The Grand Canyon is one of the most jaw-dropping places on Earth! It is a huge, deep gorge in the state of Arizona. The Colorado River carved it out over millions of years, slowly cutting through layers of rock. It is 277 miles long, up to 18 miles wide, and more than a mile deep. About 6 million people visit it every year!
The canyon walls show beautiful stripes of red, orange, brown, and tan! Each stripe is a different layer of rock from a different time in Earth’s history. It is like looking at a giant timeline made of stone. Some of the rock at the bottom is nearly 2 billion years old. Visitors can look out from the rim, hike down into the canyon, or even ride mules along the trails!

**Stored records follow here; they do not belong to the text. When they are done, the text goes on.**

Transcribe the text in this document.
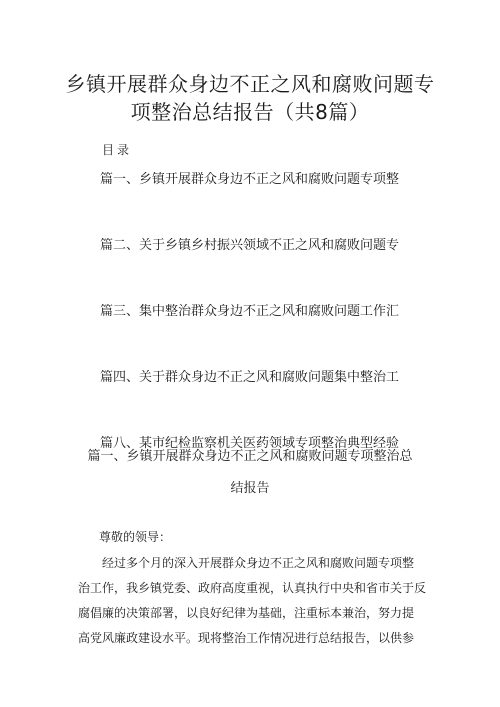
乡镇开展群众身边不正之风和腐败问题专项整治总结报告（共8篇）
目录
篇一、乡镇开展群众身边不正之风和腐败问题专项整
篇二、关于乡镇乡村振兴领域不正之风和腐败问题专
篇三、集中整治群众身边不正之风和腐败问题工作汇
篇四、关于群众身边不正之风和腐败问题集中整治工
篇八、某市纪检监察机关医药领域专项整治典型经验
篇一、乡镇开展群众身边不正之风和腐败问题专项整治总
结报告
尊敬的领导：
经过多个月的深入开展群众身边不正之风和腐败问题专项整
治工作，我乡镇党委、政府高度重视，认真执行中央和省市关于反
腐倡廉的决策部署，以良好纪律为基础，注重标本兼治，努力提
高党风廉政建设水平。现将整治工作情况进行总结报告，以供参
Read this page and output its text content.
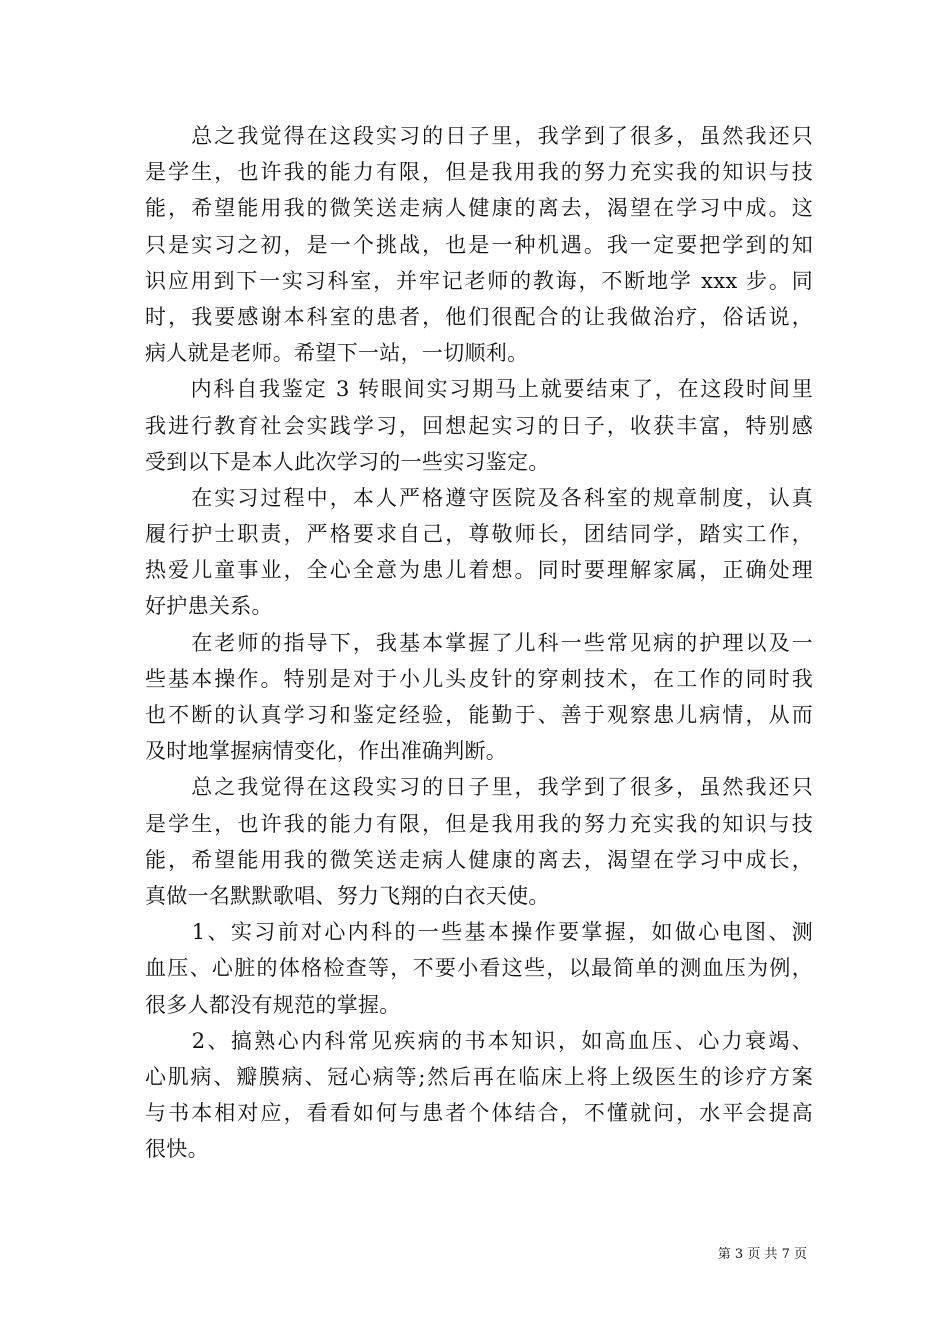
　　总之我觉得在这段实习的日子里，我学到了很多，虽然我还只
是学生，也许我的能力有限，但是我用我的努力充实我的知识与技
能，希望能用我的微笑送走病人健康的离去，渴望在学习中成。这
只是实习之初，是一个挑战，也是一种机遇。我一定要把学到的知
识应用到下一实习科室，并牢记老师的教诲，不断地学 xxx 步。同
时，我要感谢本科室的患者，他们很配合的让我做治疗，俗话说，
病人就是老师。希望下一站，一切顺利。
　　内科自我鉴定 3 转眼间实习期马上就要结束了，在这段时间里
我进行教育社会实践学习，回想起实习的日子，收获丰富，特别感
受到以下是本人此次学习的一些实习鉴定。
　　在实习过程中，本人严格遵守医院及各科室的规章制度，认真
履行护士职责，严格要求自己，尊敬师长，团结同学，踏实工作，
热爱儿童事业，全心全意为患儿着想。同时要理解家属，正确处理
好护患关系。
　　在老师的指导下，我基本掌握了儿科一些常见病的护理以及一
些基本操作。特别是对于小儿头皮针的穿刺技术，在工作的同时我
也不断的认真学习和鉴定经验，能勤于、善于观察患儿病情，从而
及时地掌握病情变化，作出准确判断。
　　总之我觉得在这段实习的日子里，我学到了很多，虽然我还只
是学生，也许我的能力有限，但是我用我的努力充实我的知识与技
能，希望能用我的微笑送走病人健康的离去，渴望在学习中成长，
真做一名默默歌唱、努力飞翔的白衣天使。
　　1、实习前对心内科的一些基本操作要掌握，如做心电图、测
血压、心脏的体格检查等，不要小看这些，以最简单的测血压为例，
很多人都没有规范的掌握。
　　2、搞熟心内科常见疾病的书本知识，如高血压、心力衰竭、
心肌病、瓣膜病、冠心病等;然后再在临床上将上级医生的诊疗方案
与书本相对应，看看如何与患者个体结合，不懂就问，水平会提高
很快。
第 3 页 共 7 页
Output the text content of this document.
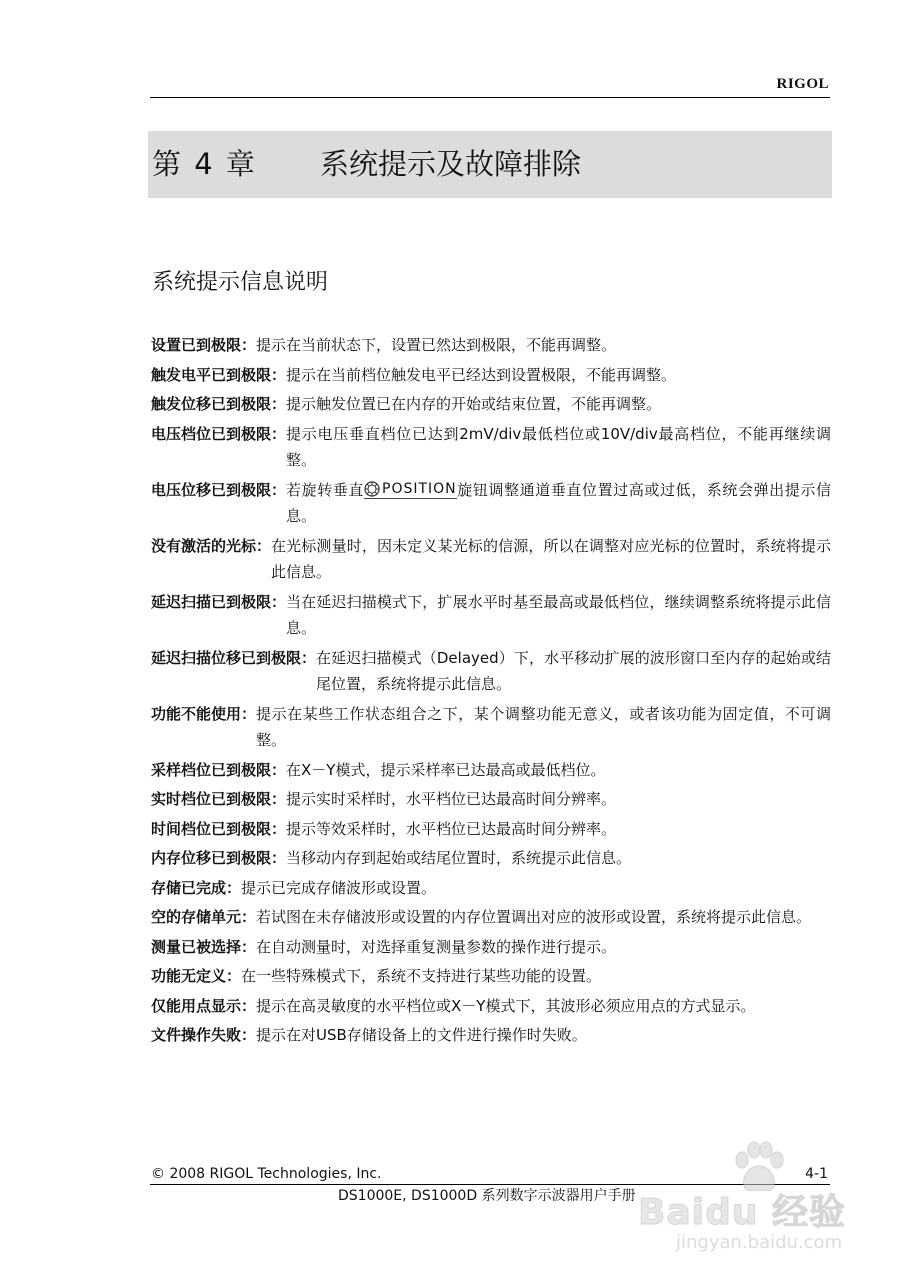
RIGOL
第 4 章 系统提示及故障排除
系统提示信息说明
设置已到极限： 提示在当前状态下，设置已然达到极限，不能再调整。
触发电平已到极限： 提示在当前档位触发电平已经达到设置极限，不能再调整。
触发位移已到极限： 提示触发位置已在内存的开始或结束位置，不能再调整。
电压档位已到极限： 提示电压垂直档位已达到2mV/div最低档位或10V/div最高档位，不能再继续调整。
电压位移已到极限： 若旋转垂直 POSITION 旋钮调整通道垂直位置过高或过低，系统会弹出提示信息。
没有激活的光标： 在光标测量时，因未定义某光标的信源，所以在调整对应光标的位置时，系统将提示此信息。
延迟扫描已到极限： 当在延迟扫描模式下，扩展水平时基至最高或最低档位，继续调整系统将提示此信息。
延迟扫描位移已到极限： 在延迟扫描模式（Delayed）下，水平移动扩展的波形窗口至内存的起始或结尾位置，系统将提示此信息。
功能不能使用： 提示在某些工作状态组合之下，某个调整功能无意义，或者该功能为固定值，不可调整。
采样档位已到极限： 在X－Y模式，提示采样率已达最高或最低档位。
实时档位已到极限： 提示实时采样时，水平档位已达最高时间分辨率。
时间档位已到极限： 提示等效采样时，水平档位已达最高时间分辨率。
内存位移已到极限： 当移动内存到起始或结尾位置时，系统提示此信息。
存储已完成： 提示已完成存储波形或设置。
空的存储单元： 若试图在未存储波形或设置的内存位置调出对应的波形或设置，系统将提示此信息。
测量已被选择： 在自动测量时，对选择重复测量参数的操作进行提示。
功能无定义： 在一些特殊模式下，系统不支持进行某些功能的设置。
仅能用点显示： 提示在高灵敏度的水平档位或X－Y模式下，其波形必须应用点的方式显示。
文件操作失败： 提示在对USB存储设备上的文件进行操作时失败。
© 2008 RIGOL Technologies, Inc.	4-1
DS1000E, DS1000D 系列数字示波器用户手册 Baidu 经验
jingyan.baidu.com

California condors, one of the rarest birds in the world, fly over the Grand Canyon! Bighorn sheep climb along the rocky walls, and lizards and rattlesnakes live among the rocks. Down at the bottom, the Colorado River is home to fish and frogs. The canyon has different plants at the top and bottom because the temperature changes as you go deeper.
- The Grand Canyon is so deep that it would take about 4 hours to hike from the top to the bottom!
- The Havasupai people have lived inside the canyon for at least 800 years.
- If you stacked 4 Empire State Buildings on top of each other, they would just barely reach the rim from the bottom.
- The rocks at the bottom of the canyon are almost half as old as the Earth itself!